Monitoring and Alerting
Silently crashing cron is worse than no cron at all. Need to know about every failure.
Healthcheck ping (Deadman's switch pattern): each successfully executed task pings monitoring service. If ping doesn't come in expected time — alert.
Services: Cronitor, Healthchecks.io (open source, can self-host), Better Uptime.
import httpx
async def scrape_prices():
try:
# ... main logic ...
await httpx.get(f"https://hc-ping.com/{HEALTHCHECK_UUID}") # success ping
except Exception as e:
await httpx.get(f"https://hc-ping.com/{HEALTHCHECK_UUID}/fail")
raise
Prometheus metrics for more detailed monitoring:
-
scraper_last_success_timestamp— when last successfully executed -
scraper_duration_seconds— execution time (alert if spiked) -
scraper_items_collected— number of collected records (alert if 0)
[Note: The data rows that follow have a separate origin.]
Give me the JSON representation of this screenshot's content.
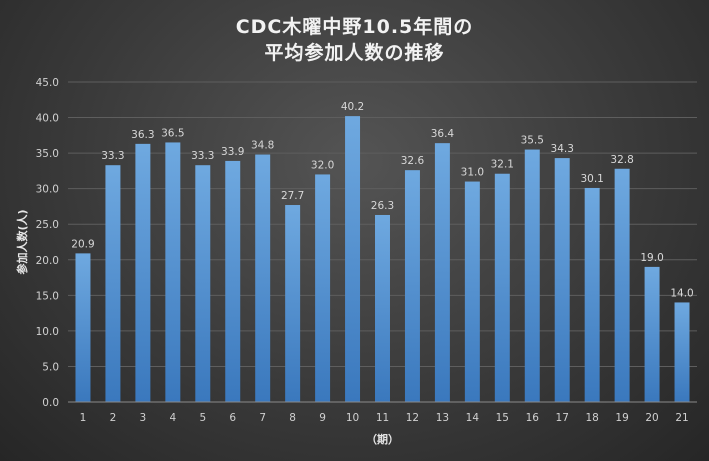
{
  "chart_data": {
    "type": "bar",
    "title_line1": "CDC木曜中野10.5年間の",
    "title_line2": "平均参加人数の推移",
    "xlabel": "（期）",
    "ylabel": "参加人数(人)",
    "categories": [
      "1",
      "2",
      "3",
      "4",
      "5",
      "6",
      "7",
      "8",
      "9",
      "10",
      "11",
      "12",
      "13",
      "14",
      "15",
      "16",
      "17",
      "18",
      "19",
      "20",
      "21"
    ],
    "values": [
      20.9,
      33.3,
      36.3,
      36.5,
      33.3,
      33.9,
      34.8,
      27.7,
      32.0,
      40.2,
      26.3,
      32.6,
      36.4,
      31.0,
      32.1,
      35.5,
      34.3,
      30.1,
      32.8,
      19.0,
      14.0
    ],
    "value_labels": [
      "20.9",
      "33.3",
      "36.3",
      "36.5",
      "33.3",
      "33.9",
      "34.8",
      "27.7",
      "32.0",
      "40.2",
      "26.3",
      "32.6",
      "36.4",
      "31.0",
      "32.1",
      "35.5",
      "34.3",
      "30.1",
      "32.8",
      "19.0",
      "14.0"
    ],
    "yticks": [
      "0.0",
      "5.0",
      "10.0",
      "15.0",
      "20.0",
      "25.0",
      "30.0",
      "35.0",
      "40.0",
      "45.0"
    ],
    "ylim": [
      0,
      45
    ],
    "grid": true,
    "legend": "none",
    "bar_color_top": "#6fa9e0",
    "bar_color_bottom": "#3a78bd"
  }
}
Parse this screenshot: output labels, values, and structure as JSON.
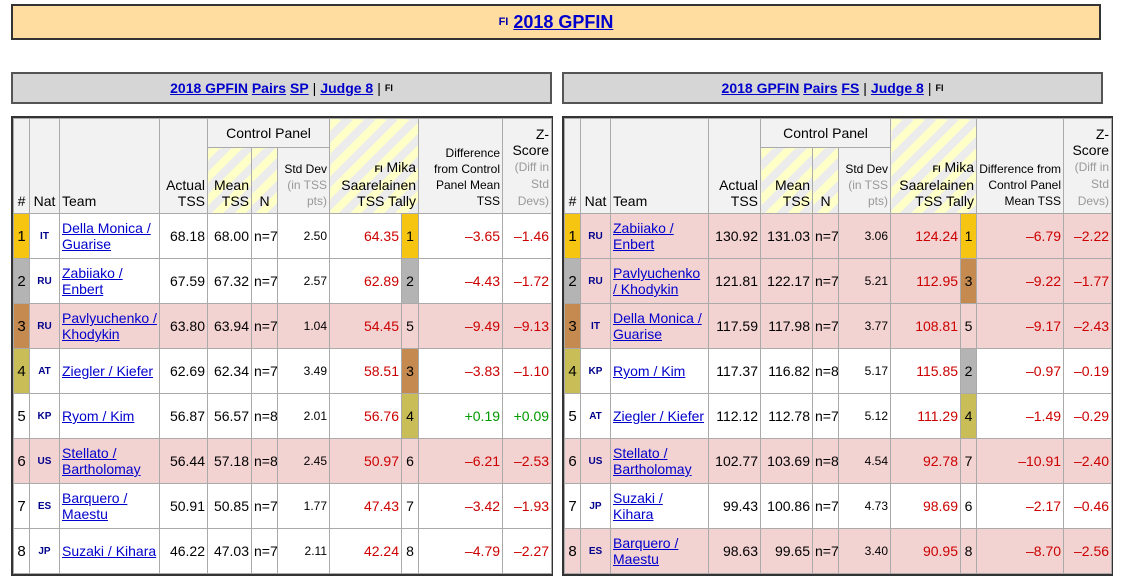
{
  "banner": {
    "flag": "FI",
    "title": "2018 GPFIN"
  },
  "headers": {
    "left": {
      "event": "2018 GPFIN",
      "category": "Pairs",
      "segment": "SP",
      "sep": "|",
      "judge": "Judge 8",
      "flag": "FI"
    },
    "right": {
      "event": "2018 GPFIN",
      "category": "Pairs",
      "segment": "FS",
      "sep": "|",
      "judge": "Judge 8",
      "flag": "FI"
    }
  },
  "columns": {
    "rank": "#",
    "nat": "Nat",
    "team": "Team",
    "actual": "Actual TSS",
    "control_panel": "Control Panel",
    "mean": "Mean TSS",
    "n": "N",
    "std": "Std Dev",
    "std_sub": "(in TSS pts)",
    "judge_flag": "FI",
    "judge": "Mika Saarelainen TSS Tally",
    "diff": "Difference from Control Panel Mean TSS",
    "z": "Z-Score",
    "z_sub": "(Diff in Std Devs)"
  },
  "colors": {
    "gold": "#f6c512",
    "silver": "#b4b4b4",
    "bronze": "#c48a50",
    "olive": "#c9bd57",
    "pink_row": "#f3d2d2"
  },
  "sp_rows": [
    {
      "rank": "1",
      "nat": "IT",
      "team": "Della Monica / Guarise",
      "actual": "68.18",
      "mean": "68.00",
      "n": "n=7",
      "std": "2.50",
      "judge": "64.35",
      "jrank": "1",
      "diff": "–3.65",
      "z": "–1.46",
      "row": "white",
      "rank_color": "gold",
      "jrank_color": "gold",
      "diff_color": "red"
    },
    {
      "rank": "2",
      "nat": "RU",
      "team": "Zabiiako / Enbert",
      "actual": "67.59",
      "mean": "67.32",
      "n": "n=7",
      "std": "2.57",
      "judge": "62.89",
      "jrank": "2",
      "diff": "–4.43",
      "z": "–1.72",
      "row": "white",
      "rank_color": "silver",
      "jrank_color": "silver",
      "diff_color": "red"
    },
    {
      "rank": "3",
      "nat": "RU",
      "team": "Pavlyuchenko / Khodykin",
      "actual": "63.80",
      "mean": "63.94",
      "n": "n=7",
      "std": "1.04",
      "judge": "54.45",
      "jrank": "5",
      "diff": "–9.49",
      "z": "–9.13",
      "row": "pink",
      "rank_color": "bronze",
      "jrank_color": "",
      "diff_color": "red"
    },
    {
      "rank": "4",
      "nat": "AT",
      "team": "Ziegler / Kiefer",
      "actual": "62.69",
      "mean": "62.34",
      "n": "n=7",
      "std": "3.49",
      "judge": "58.51",
      "jrank": "3",
      "diff": "–3.83",
      "z": "–1.10",
      "row": "white",
      "rank_color": "olive",
      "jrank_color": "bronze",
      "diff_color": "red"
    },
    {
      "rank": "5",
      "nat": "KP",
      "team": "Ryom / Kim",
      "actual": "56.87",
      "mean": "56.57",
      "n": "n=8",
      "std": "2.01",
      "judge": "56.76",
      "jrank": "4",
      "diff": "+0.19",
      "z": "+0.09",
      "row": "white",
      "rank_color": "",
      "jrank_color": "olive",
      "diff_color": "green"
    },
    {
      "rank": "6",
      "nat": "US",
      "team": "Stellato / Bartholomay",
      "actual": "56.44",
      "mean": "57.18",
      "n": "n=8",
      "std": "2.45",
      "judge": "50.97",
      "jrank": "6",
      "diff": "–6.21",
      "z": "–2.53",
      "row": "pink",
      "rank_color": "",
      "jrank_color": "",
      "diff_color": "red"
    },
    {
      "rank": "7",
      "nat": "ES",
      "team": "Barquero / Maestu",
      "actual": "50.91",
      "mean": "50.85",
      "n": "n=7",
      "std": "1.77",
      "judge": "47.43",
      "jrank": "7",
      "diff": "–3.42",
      "z": "–1.93",
      "row": "white",
      "rank_color": "",
      "jrank_color": "",
      "diff_color": "red"
    },
    {
      "rank": "8",
      "nat": "JP",
      "team": "Suzaki / Kihara",
      "actual": "46.22",
      "mean": "47.03",
      "n": "n=7",
      "std": "2.11",
      "judge": "42.24",
      "jrank": "8",
      "diff": "–4.79",
      "z": "–2.27",
      "row": "white",
      "rank_color": "",
      "jrank_color": "",
      "diff_color": "red"
    }
  ],
  "fs_rows": [
    {
      "rank": "1",
      "nat": "RU",
      "team": "Zabiiako / Enbert",
      "actual": "130.92",
      "mean": "131.03",
      "n": "n=7",
      "std": "3.06",
      "judge": "124.24",
      "jrank": "1",
      "diff": "–6.79",
      "z": "–2.22",
      "row": "pink",
      "rank_color": "gold",
      "jrank_color": "gold",
      "diff_color": "red"
    },
    {
      "rank": "2",
      "nat": "RU",
      "team": "Pavlyuchenko / Khodykin",
      "actual": "121.81",
      "mean": "122.17",
      "n": "n=7",
      "std": "5.21",
      "judge": "112.95",
      "jrank": "3",
      "diff": "–9.22",
      "z": "–1.77",
      "row": "pink",
      "rank_color": "silver",
      "jrank_color": "bronze",
      "diff_color": "red"
    },
    {
      "rank": "3",
      "nat": "IT",
      "team": "Della Monica / Guarise",
      "actual": "117.59",
      "mean": "117.98",
      "n": "n=7",
      "std": "3.77",
      "judge": "108.81",
      "jrank": "5",
      "diff": "–9.17",
      "z": "–2.43",
      "row": "pink",
      "rank_color": "bronze",
      "jrank_color": "",
      "diff_color": "red"
    },
    {
      "rank": "4",
      "nat": "KP",
      "team": "Ryom / Kim",
      "actual": "117.37",
      "mean": "116.82",
      "n": "n=8",
      "std": "5.17",
      "judge": "115.85",
      "jrank": "2",
      "diff": "–0.97",
      "z": "–0.19",
      "row": "white",
      "rank_color": "olive",
      "jrank_color": "silver",
      "diff_color": "red"
    },
    {
      "rank": "5",
      "nat": "AT",
      "team": "Ziegler / Kiefer",
      "actual": "112.12",
      "mean": "112.78",
      "n": "n=7",
      "std": "5.12",
      "judge": "111.29",
      "jrank": "4",
      "diff": "–1.49",
      "z": "–0.29",
      "row": "white",
      "rank_color": "",
      "jrank_color": "olive",
      "diff_color": "red"
    },
    {
      "rank": "6",
      "nat": "US",
      "team": "Stellato / Bartholomay",
      "actual": "102.77",
      "mean": "103.69",
      "n": "n=8",
      "std": "4.54",
      "judge": "92.78",
      "jrank": "7",
      "diff": "–10.91",
      "z": "–2.40",
      "row": "pink",
      "rank_color": "",
      "jrank_color": "",
      "diff_color": "red"
    },
    {
      "rank": "7",
      "nat": "JP",
      "team": "Suzaki / Kihara",
      "actual": "99.43",
      "mean": "100.86",
      "n": "n=7",
      "std": "4.73",
      "judge": "98.69",
      "jrank": "6",
      "diff": "–2.17",
      "z": "–0.46",
      "row": "white",
      "rank_color": "",
      "jrank_color": "",
      "diff_color": "red"
    },
    {
      "rank": "8",
      "nat": "ES",
      "team": "Barquero / Maestu",
      "actual": "98.63",
      "mean": "99.65",
      "n": "n=7",
      "std": "3.40",
      "judge": "90.95",
      "jrank": "8",
      "diff": "–8.70",
      "z": "–2.56",
      "row": "pink",
      "rank_color": "",
      "jrank_color": "",
      "diff_color": "red"
    }
  ]
}
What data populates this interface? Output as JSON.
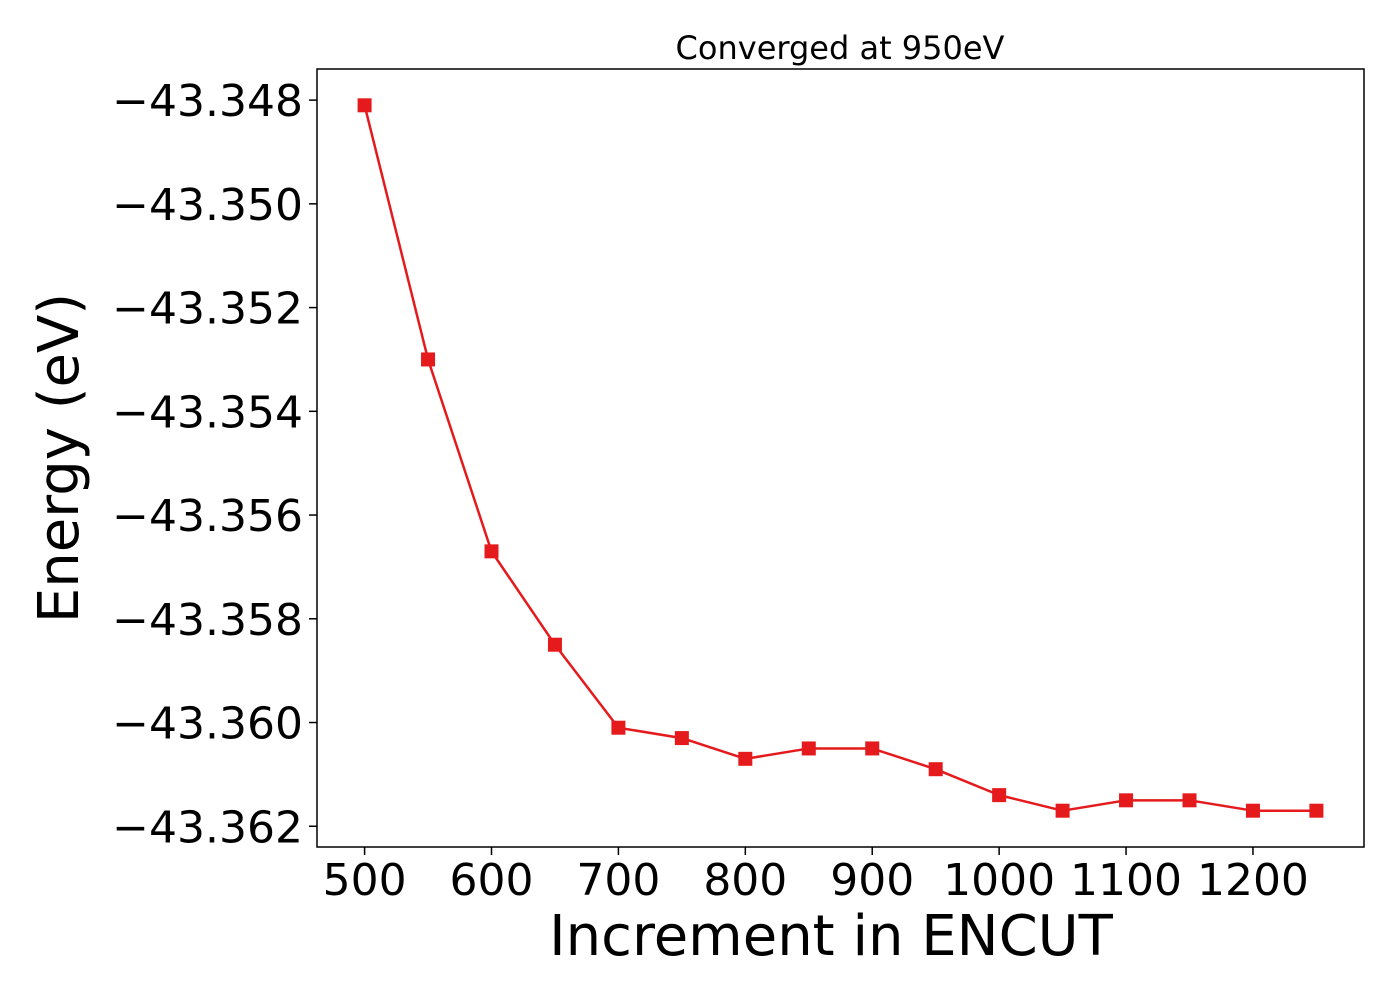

Grafana dashboard with these metrics lets you see state of all tasks in seconds and historical trends.
Handling Dependencies Between Tasks
If task B should run after task A — simple time offsets in cron not sufficient (A can complete in different times). Right solution:
Event-driven: task A on completion publishes event to Kafka/Redis Streams, task B subscribed to this event.
DAG orchestration: Apache Airflow or Prefect for complex dependencies. Tasks — nodes in DAG, dependencies — edges. Airflow manages execution order, retry, logs.
# Prefect flow with dependencies
from prefect import flow, task
@task(retries=3, retry_delay_seconds=60)
def collect_raw_data(): ...
@task
def transform_data(raw): ...
@task
def load_to_db(transformed): ...
@flow(name="daily-etl")
def daily_pipeline():
raw = collect_raw_data()
transformed = transform_data(raw)
load_to_db(transformed)
For simple linear pipelines Prefect or Dagster — good balance of capabilities and complexity. Airflow more powerful, but requires more infrastructure.